Again, why was this dug up?

It ain't old news..It was all over CNN, ABC, NBC, last night about this child labor crap in Michigan and how the Company supplies Wal-Mart and other major food chains with these Child picked Blueberries..Turn on a TV bro..;)
 
It ain't old news..It was all over CNN, ABC, NBC, last night about this child labor crap in Michigan and how the Company supplies Wal-Mart and other major food chains with these Child picked Blueberries..Turn on a TV bro..;)

The Michigan story was two years ago. There was an ABC news report this week about Washington State. Here:
Nearly two years after ABC News cameras uncovered young children toiling away in Michigan's blueberry fields, federal investigators have found yet another disturbing example of illegal use of child labor in the berry industry.

Three southwest Washington strawberry growers were fined $73,000 last week after the U.S. Department of Labor found children between the ages of six and 11 working in their strawberries fields in June.
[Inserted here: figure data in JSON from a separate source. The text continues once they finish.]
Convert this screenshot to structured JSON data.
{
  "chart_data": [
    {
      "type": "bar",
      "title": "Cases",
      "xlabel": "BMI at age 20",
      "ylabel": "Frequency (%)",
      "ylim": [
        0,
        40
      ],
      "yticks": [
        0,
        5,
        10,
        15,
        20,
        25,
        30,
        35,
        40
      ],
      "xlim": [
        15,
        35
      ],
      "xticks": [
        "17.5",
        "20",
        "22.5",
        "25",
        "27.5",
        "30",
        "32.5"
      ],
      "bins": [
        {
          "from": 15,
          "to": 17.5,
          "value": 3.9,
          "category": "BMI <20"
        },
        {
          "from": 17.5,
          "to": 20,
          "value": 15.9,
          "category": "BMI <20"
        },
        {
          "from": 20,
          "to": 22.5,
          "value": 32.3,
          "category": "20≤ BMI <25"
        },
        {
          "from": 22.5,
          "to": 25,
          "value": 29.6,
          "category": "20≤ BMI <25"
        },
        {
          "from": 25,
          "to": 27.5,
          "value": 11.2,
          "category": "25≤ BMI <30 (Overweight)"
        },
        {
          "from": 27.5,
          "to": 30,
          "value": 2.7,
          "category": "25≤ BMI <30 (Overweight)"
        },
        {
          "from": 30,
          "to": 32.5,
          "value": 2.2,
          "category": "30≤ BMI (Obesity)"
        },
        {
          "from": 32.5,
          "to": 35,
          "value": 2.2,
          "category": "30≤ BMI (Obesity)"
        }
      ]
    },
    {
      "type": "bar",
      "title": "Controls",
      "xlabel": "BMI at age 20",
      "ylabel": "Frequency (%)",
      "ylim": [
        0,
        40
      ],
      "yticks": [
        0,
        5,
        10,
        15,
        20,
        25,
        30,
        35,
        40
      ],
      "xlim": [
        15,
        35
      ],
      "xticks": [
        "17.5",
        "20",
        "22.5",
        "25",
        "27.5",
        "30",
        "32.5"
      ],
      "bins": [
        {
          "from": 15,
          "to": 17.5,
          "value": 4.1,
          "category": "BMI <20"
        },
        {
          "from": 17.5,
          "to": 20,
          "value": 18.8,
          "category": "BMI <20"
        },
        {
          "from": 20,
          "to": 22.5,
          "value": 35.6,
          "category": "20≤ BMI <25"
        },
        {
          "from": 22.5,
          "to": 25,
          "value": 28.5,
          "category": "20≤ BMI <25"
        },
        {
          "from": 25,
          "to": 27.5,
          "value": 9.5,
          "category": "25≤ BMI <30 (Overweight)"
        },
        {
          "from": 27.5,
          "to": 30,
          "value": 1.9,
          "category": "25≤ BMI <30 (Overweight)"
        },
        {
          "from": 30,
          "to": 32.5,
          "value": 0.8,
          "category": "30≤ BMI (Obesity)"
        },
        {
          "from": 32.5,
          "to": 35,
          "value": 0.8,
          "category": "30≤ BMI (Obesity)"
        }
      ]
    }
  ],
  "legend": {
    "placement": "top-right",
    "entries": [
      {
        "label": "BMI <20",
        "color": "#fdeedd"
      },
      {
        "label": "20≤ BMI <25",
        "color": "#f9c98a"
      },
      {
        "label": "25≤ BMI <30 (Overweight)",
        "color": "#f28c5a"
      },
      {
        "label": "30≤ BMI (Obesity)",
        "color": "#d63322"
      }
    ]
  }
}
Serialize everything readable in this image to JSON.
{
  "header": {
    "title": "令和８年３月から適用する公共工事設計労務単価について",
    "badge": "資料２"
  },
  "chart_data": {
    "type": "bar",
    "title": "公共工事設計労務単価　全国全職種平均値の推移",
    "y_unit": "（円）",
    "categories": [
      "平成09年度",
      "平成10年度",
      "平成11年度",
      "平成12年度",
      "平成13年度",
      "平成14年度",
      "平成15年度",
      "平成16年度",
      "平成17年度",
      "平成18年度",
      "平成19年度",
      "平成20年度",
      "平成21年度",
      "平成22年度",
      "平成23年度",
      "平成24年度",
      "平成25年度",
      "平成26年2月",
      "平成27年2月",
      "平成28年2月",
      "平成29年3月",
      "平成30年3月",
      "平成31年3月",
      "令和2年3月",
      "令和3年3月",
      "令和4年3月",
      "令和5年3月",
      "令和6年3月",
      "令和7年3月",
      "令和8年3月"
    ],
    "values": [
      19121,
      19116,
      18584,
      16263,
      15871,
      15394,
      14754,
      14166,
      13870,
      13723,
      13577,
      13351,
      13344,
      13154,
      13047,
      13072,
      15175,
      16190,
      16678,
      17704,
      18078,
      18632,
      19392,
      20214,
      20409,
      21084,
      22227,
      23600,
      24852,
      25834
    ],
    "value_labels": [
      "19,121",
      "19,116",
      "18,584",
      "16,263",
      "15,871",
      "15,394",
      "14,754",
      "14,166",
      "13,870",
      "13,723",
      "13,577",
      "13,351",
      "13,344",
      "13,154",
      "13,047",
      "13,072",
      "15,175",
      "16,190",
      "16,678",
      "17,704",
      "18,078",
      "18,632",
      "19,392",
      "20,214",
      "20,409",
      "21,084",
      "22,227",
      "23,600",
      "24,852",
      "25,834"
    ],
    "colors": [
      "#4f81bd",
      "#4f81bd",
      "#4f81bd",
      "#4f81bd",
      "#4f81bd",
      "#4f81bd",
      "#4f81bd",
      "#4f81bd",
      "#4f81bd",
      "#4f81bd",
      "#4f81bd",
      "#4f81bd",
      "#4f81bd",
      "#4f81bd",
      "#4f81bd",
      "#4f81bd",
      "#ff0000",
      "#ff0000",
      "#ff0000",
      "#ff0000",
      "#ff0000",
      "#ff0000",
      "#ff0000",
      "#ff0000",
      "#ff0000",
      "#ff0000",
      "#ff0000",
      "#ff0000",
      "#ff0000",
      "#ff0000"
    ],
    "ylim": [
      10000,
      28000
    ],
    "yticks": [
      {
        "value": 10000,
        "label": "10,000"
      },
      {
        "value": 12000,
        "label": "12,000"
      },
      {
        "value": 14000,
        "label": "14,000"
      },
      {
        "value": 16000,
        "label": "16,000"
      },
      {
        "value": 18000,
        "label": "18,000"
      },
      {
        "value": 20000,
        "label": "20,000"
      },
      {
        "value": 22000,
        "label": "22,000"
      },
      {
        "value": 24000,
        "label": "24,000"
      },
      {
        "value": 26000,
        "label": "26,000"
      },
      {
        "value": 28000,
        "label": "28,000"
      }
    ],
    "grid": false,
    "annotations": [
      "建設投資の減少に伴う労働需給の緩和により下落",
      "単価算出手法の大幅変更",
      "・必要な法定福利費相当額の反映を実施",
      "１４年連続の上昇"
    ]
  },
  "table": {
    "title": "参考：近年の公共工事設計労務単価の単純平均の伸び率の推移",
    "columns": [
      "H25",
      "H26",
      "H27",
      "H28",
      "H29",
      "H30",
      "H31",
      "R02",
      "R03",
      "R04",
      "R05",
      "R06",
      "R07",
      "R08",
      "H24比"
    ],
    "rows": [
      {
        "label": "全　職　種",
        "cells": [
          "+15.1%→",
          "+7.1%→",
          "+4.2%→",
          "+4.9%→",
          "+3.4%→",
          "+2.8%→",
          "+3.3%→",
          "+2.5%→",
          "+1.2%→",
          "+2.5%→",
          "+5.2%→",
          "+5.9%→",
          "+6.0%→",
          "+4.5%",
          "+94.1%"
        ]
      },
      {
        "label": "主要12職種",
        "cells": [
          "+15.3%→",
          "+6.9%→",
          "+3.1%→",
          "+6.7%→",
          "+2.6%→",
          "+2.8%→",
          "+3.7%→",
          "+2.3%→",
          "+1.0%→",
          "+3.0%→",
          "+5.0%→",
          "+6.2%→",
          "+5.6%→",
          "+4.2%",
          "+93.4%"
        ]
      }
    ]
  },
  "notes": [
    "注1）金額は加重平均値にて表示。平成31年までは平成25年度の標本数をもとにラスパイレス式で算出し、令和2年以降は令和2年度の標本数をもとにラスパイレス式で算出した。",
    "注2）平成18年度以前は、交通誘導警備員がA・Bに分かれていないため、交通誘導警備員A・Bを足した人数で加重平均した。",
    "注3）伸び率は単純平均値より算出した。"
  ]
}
See the story at: http://abcnews.go.com/Blotter/feds-find-young-children-working-strawberry-farms/story?id=14281166
 
The Michigan story was two years ago. There was an ABC news report this week about Washington State. Here:


See the story at: http://abcnews.go.com/Blotter/feds-find-young-children-working-strawberry-farms/story?id=14281166

Before I was old enough to deliver papers on my own and mow lawns with power equipment, I did the trap gophers in the fields thing for $0.25 per head, rode my bike to work, that will teach you something about life. But back then 25 cents went a long way, and the return on the bottles of pepsi made it like a 1 to 5 deal, but if you figured out how to twist your arm up there and stack them right before the coin drop you got 4 bottles for the price of one out of the machine, that's the closest I've seen to perpetual motion, but I know it's out there. On the other hand, the moral cost never crossed my mind at that point.

Berrys vs. gophers sounds like a picnic to me, them kids is saving big time on the lunch money racket, which one would you rather eat?